Scientists Discover Crucial Link in the Pathway from Smoke to Lung Cancer

IKBKE, a newly identified gene that is activated by tobacco, could be a fresh target for lung cancer therapies. A new study in the journal Oncogene sheds light on the molecular pathways surrounding the activation of IKBKE, which contributes to lung carcinogenesis.

Patients tend to develop resistance to traditional cancer treatments like chemotherapy and radiotherapy. However, the search for genetic therapy targets could yield individualized, powerful treatments that do not decrease in efficacy. Researchers at Florida’s Moffitt Cancer Center found that, in addition to playing a role in the development of chemoresistance, IKBKE is also part of a carcinogenic molecular pathway that can be set off by tobacco smoke.

The IKBKE gene codes for a serine/threonine kinase protein that is involved in inflammation and in the body’s innate immune response. It is overexpressed in ovarian, breast, and prostate cancers. The IKBKE gene is targeted by STAT3, a transcription factor (a protein that turns genes on and off). Previous studies have established that STAT3 plays an important role in cell growth and death and is known to be affected by tobacco and other environmental carcinogens.

The Moffitt study demonstrates for the first time that IKBKE gene expression levels are influenced by STAT3. The researchers found that direct binding of STAT3 to the promoter region of the IKBE gene caused the gene to produce more RNA and protein. In patient tumor samples, IKBKE and STAT3 levels were positively correlated and levels were associated with smoking history; patients who smoked more had higher levels of both proteins. The expression of IKBKE also increased when nicotine or a related compound, NNK, was administered to cell cultures. These high expression levels were abolished when STAT3 was knocked out, indicating that STAT3 is the crucial link in the tobacco carcinogenic pathway.

The overexpression of IKBKE in the presence of tobacco carcinogens may not just promote cancer growth—it may also stifle its treatment. Cells expressing IKBKE became resistant to the chemotherapeutic agents cisplatin, gemcitabine, and doxorubicin, which normally cause cancer cell death. When expression levels were decreased by a gene knockdown of IKBKE, cells were once again sensitive to chemotherapy. IKBKE thus mediates the survival of tobacco-induced lung cancer cells and represents a potential new therapeutic target.
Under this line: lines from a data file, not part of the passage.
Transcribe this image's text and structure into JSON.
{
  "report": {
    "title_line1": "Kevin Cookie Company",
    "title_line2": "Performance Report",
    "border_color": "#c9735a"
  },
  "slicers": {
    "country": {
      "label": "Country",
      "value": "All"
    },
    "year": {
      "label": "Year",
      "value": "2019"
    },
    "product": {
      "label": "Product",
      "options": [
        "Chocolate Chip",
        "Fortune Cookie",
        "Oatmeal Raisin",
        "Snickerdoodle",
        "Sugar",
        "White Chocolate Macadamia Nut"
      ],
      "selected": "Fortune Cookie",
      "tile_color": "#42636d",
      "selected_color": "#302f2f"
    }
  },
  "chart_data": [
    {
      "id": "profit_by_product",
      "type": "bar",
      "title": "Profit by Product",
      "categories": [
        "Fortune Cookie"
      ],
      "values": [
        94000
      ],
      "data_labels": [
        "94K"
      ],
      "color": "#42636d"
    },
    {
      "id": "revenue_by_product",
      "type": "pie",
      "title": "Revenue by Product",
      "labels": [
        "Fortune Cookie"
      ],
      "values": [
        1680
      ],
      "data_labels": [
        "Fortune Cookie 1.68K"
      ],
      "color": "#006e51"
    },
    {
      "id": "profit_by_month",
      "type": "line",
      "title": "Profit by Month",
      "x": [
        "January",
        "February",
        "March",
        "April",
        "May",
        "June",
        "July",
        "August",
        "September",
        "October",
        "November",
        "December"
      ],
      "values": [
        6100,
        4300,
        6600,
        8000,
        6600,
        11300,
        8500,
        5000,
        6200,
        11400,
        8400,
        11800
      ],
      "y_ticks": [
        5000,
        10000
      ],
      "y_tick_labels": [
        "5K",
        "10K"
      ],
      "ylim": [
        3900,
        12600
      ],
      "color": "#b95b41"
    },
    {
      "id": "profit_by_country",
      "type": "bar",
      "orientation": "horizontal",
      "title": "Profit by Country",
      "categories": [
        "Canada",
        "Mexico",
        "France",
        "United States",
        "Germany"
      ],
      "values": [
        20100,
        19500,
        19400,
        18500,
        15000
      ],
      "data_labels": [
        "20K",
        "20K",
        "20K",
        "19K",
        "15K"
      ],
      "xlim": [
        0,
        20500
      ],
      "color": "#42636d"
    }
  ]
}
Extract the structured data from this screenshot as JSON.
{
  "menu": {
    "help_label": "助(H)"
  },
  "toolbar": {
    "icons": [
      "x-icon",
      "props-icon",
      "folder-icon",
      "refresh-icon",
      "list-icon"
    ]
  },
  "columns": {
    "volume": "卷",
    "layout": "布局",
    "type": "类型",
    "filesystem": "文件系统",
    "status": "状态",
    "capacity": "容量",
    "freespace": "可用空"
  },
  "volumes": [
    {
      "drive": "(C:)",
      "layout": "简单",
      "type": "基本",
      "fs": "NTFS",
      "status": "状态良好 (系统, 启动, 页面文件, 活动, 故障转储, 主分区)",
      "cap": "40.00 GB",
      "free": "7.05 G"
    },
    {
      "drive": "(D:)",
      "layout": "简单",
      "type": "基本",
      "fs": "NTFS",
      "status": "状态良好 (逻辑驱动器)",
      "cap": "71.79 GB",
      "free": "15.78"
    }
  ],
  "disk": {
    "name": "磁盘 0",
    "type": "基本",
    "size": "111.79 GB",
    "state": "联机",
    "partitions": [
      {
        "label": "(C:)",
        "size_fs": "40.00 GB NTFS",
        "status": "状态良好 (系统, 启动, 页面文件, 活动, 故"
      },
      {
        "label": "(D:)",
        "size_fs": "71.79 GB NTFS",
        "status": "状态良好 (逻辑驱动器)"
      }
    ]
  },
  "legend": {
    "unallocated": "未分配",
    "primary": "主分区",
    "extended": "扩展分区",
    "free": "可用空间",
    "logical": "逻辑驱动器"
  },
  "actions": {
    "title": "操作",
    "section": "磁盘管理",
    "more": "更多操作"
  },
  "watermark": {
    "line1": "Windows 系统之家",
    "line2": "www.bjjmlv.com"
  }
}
According to the study’s authors, the low survival rate of approximately 15% for non-small cell lung cancer (NSCLC) patients and the development of drug resistance must be addressed by the discovery of new drugs and therapies. STAT3 and IKBKE are attractive targets because they are tobacco-induced and are involved in chemoresistance. This study is the first to connect the dots between IKBKE and tobacco use in NSCLC; it also reveals the molecular regulation that creates a cancer-friendly inflammatory environment and promotes cancer cells via chemoresistance.